Recently Ive noticed more and more people doing DVDrips and BRips onto smaller and smaller file sizes. Whereas in the past, an xvidSD encode of a 120min film would result in a 600MB/800MB file, Now Im seeing 400MB and smaller mkv files (in h264 I believe). I0, seeing the same in 720p files, with more and more people getting a 800MB/900MB file instead of a 3.0GB one.
My question is, is this type of compression worthwhile? Are they getting the same results, comparatively to older xvid encodes? As an example, Im looking at the specs of the following encode and am curious to know if this is actually the result of excessive compression:
The trend started when ISPs began the trend of bandwidth caps. In my opinion these are worth all the hype, although of course the quality is subpar compared to full 2-4GB~ BD-Rips.
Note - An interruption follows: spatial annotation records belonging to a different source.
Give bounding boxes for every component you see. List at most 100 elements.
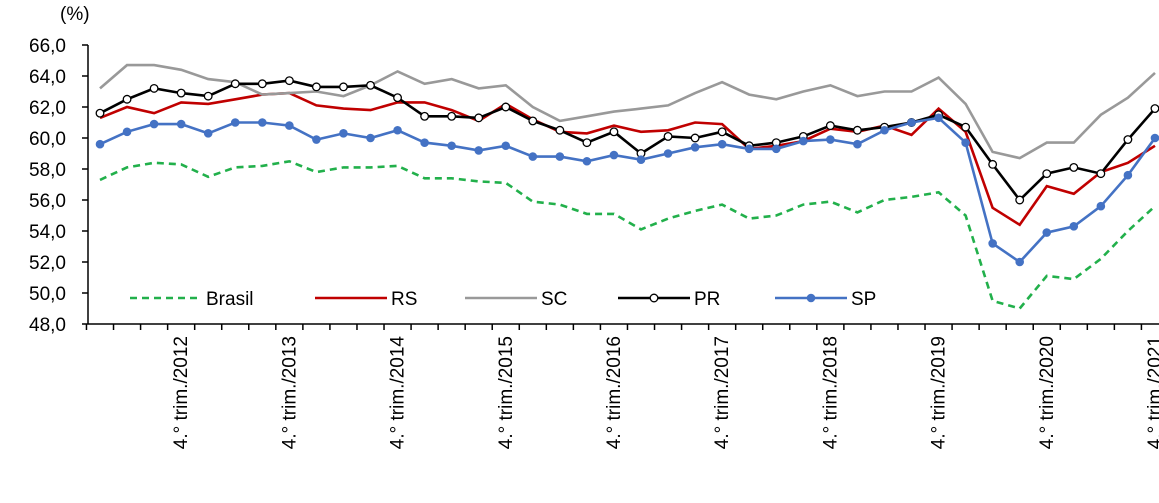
point xyxy=(853,139,862,149)
point xyxy=(609,150,619,160)
point xyxy=(393,125,402,135)
point xyxy=(1042,228,1052,237)
point xyxy=(1042,169,1052,179)
point xyxy=(501,141,511,151)
point xyxy=(366,133,375,143)
point xyxy=(961,122,971,132)
series-line xyxy=(99,63,1156,160)
point xyxy=(501,102,511,112)
point xyxy=(690,143,700,152)
x-tick-label: 4.° trim./2020 xyxy=(1037,336,1058,449)
point xyxy=(258,118,267,127)
y-tick-label: 66,0 xyxy=(29,36,66,57)
point xyxy=(339,129,348,138)
series-line xyxy=(99,79,1156,202)
point xyxy=(284,76,294,86)
x-tick-label: 4.° trim./2021 xyxy=(1145,336,1159,449)
y-tick-label: 54,0 xyxy=(29,222,66,243)
point xyxy=(582,138,592,148)
x-tick-label: 4.° trim./2017 xyxy=(712,336,733,449)
point xyxy=(690,133,700,143)
point xyxy=(230,79,240,89)
point xyxy=(420,111,430,121)
point xyxy=(474,146,484,155)
point xyxy=(582,156,592,166)
x-tick-label: 4.° trim./2015 xyxy=(496,336,517,449)
point xyxy=(663,149,673,158)
point xyxy=(122,127,132,137)
point xyxy=(934,113,943,123)
point xyxy=(717,127,727,137)
point xyxy=(95,139,105,149)
x-tick-label: 4.° trim./2016 xyxy=(604,336,625,449)
point xyxy=(826,135,835,144)
point xyxy=(1015,257,1025,267)
point xyxy=(203,129,213,138)
y-tick-label: 52,0 xyxy=(29,253,66,274)
point xyxy=(1096,201,1106,211)
point xyxy=(744,144,754,154)
legend-label: SP xyxy=(851,289,876,310)
point xyxy=(825,121,835,131)
point xyxy=(1069,162,1079,172)
point xyxy=(907,118,916,127)
point xyxy=(1150,104,1159,113)
point xyxy=(149,119,159,129)
point xyxy=(285,121,294,130)
point xyxy=(1123,135,1133,144)
point xyxy=(95,108,105,118)
x-tick-label: 4.° trim./2018 xyxy=(820,336,841,449)
y-tick-label: 60,0 xyxy=(29,129,66,150)
point xyxy=(420,138,429,147)
point xyxy=(555,125,565,135)
point xyxy=(474,113,484,123)
point xyxy=(1150,133,1159,143)
point xyxy=(447,111,457,121)
series-line xyxy=(99,159,1156,310)
legend-label: SC xyxy=(541,289,567,310)
point xyxy=(393,93,402,103)
point xyxy=(799,136,808,146)
y-tick-label: 62,0 xyxy=(29,98,66,119)
point xyxy=(880,125,889,135)
point xyxy=(312,135,321,144)
y-tick-label: 58,0 xyxy=(29,160,66,181)
y-tick-label: 48,0 xyxy=(29,315,66,336)
x-tick-label: 4.° trim./2014 xyxy=(388,336,409,450)
point xyxy=(1096,169,1106,179)
point xyxy=(636,155,646,164)
legend-label: Brasil xyxy=(206,289,254,310)
legend-label: RS xyxy=(391,289,417,310)
point xyxy=(176,119,186,129)
point xyxy=(988,239,997,248)
point xyxy=(771,144,781,154)
y-tick-label: 56,0 xyxy=(29,191,66,212)
y-unit-label: (%) xyxy=(60,4,90,25)
point xyxy=(717,139,727,149)
legend-marker xyxy=(649,293,659,303)
point xyxy=(366,80,375,90)
point xyxy=(1123,170,1133,180)
point xyxy=(852,125,862,135)
point xyxy=(528,116,538,126)
point xyxy=(176,88,186,98)
point xyxy=(311,82,321,92)
point xyxy=(961,138,970,147)
legend-label: PR xyxy=(694,289,720,310)
point xyxy=(528,152,538,161)
series-line xyxy=(99,91,1156,227)
point xyxy=(988,159,998,169)
point xyxy=(1069,222,1079,231)
point xyxy=(230,118,240,127)
x-tick-label: 4.° trim./2019 xyxy=(929,336,950,449)
point xyxy=(203,91,213,101)
y-tick-label: 64,0 xyxy=(29,67,66,88)
point xyxy=(149,83,159,93)
point xyxy=(447,141,456,151)
point xyxy=(257,79,267,89)
point xyxy=(1015,195,1025,205)
x-tick-label: 4.° trim./2012 xyxy=(171,336,192,449)
x-tick-label: 4.° trim./2013 xyxy=(279,336,300,449)
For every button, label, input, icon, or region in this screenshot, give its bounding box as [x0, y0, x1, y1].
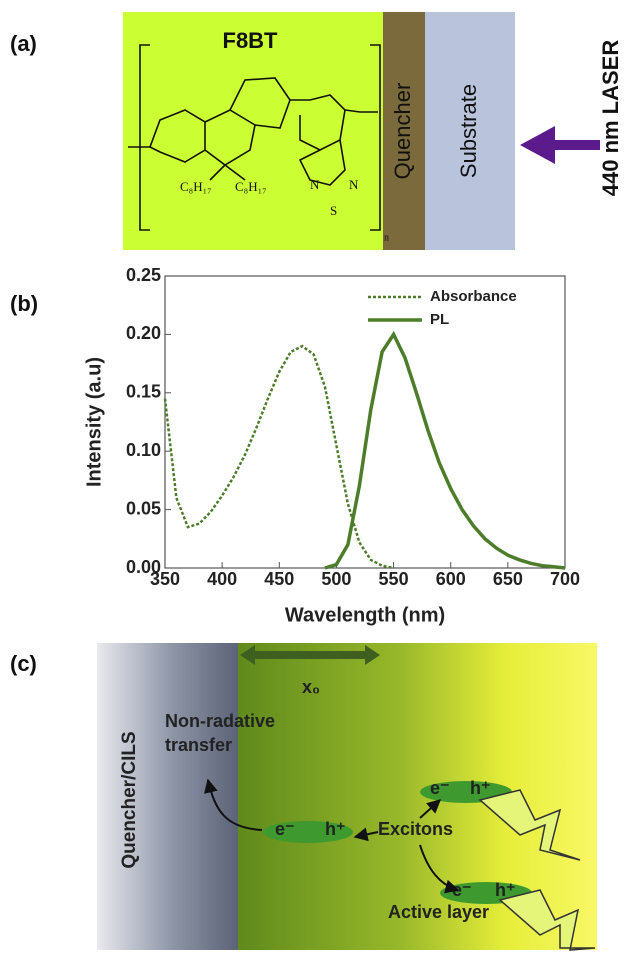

When I'm just "curious" about a movie, these are worth saving the bandwidth and time on. Plus, on larger TVs the files don't need as much upscaling given that they are already 720presolution.
My situation exactly. But, considering you wouldn't really care for bandwidth and a 700Mb encode would be okay for a mildly interesting movie, how would you compare, say a 300Mb H264 vs a 700Mb divx? When would the compression on the h264 become unacceptable in comparison to the divx?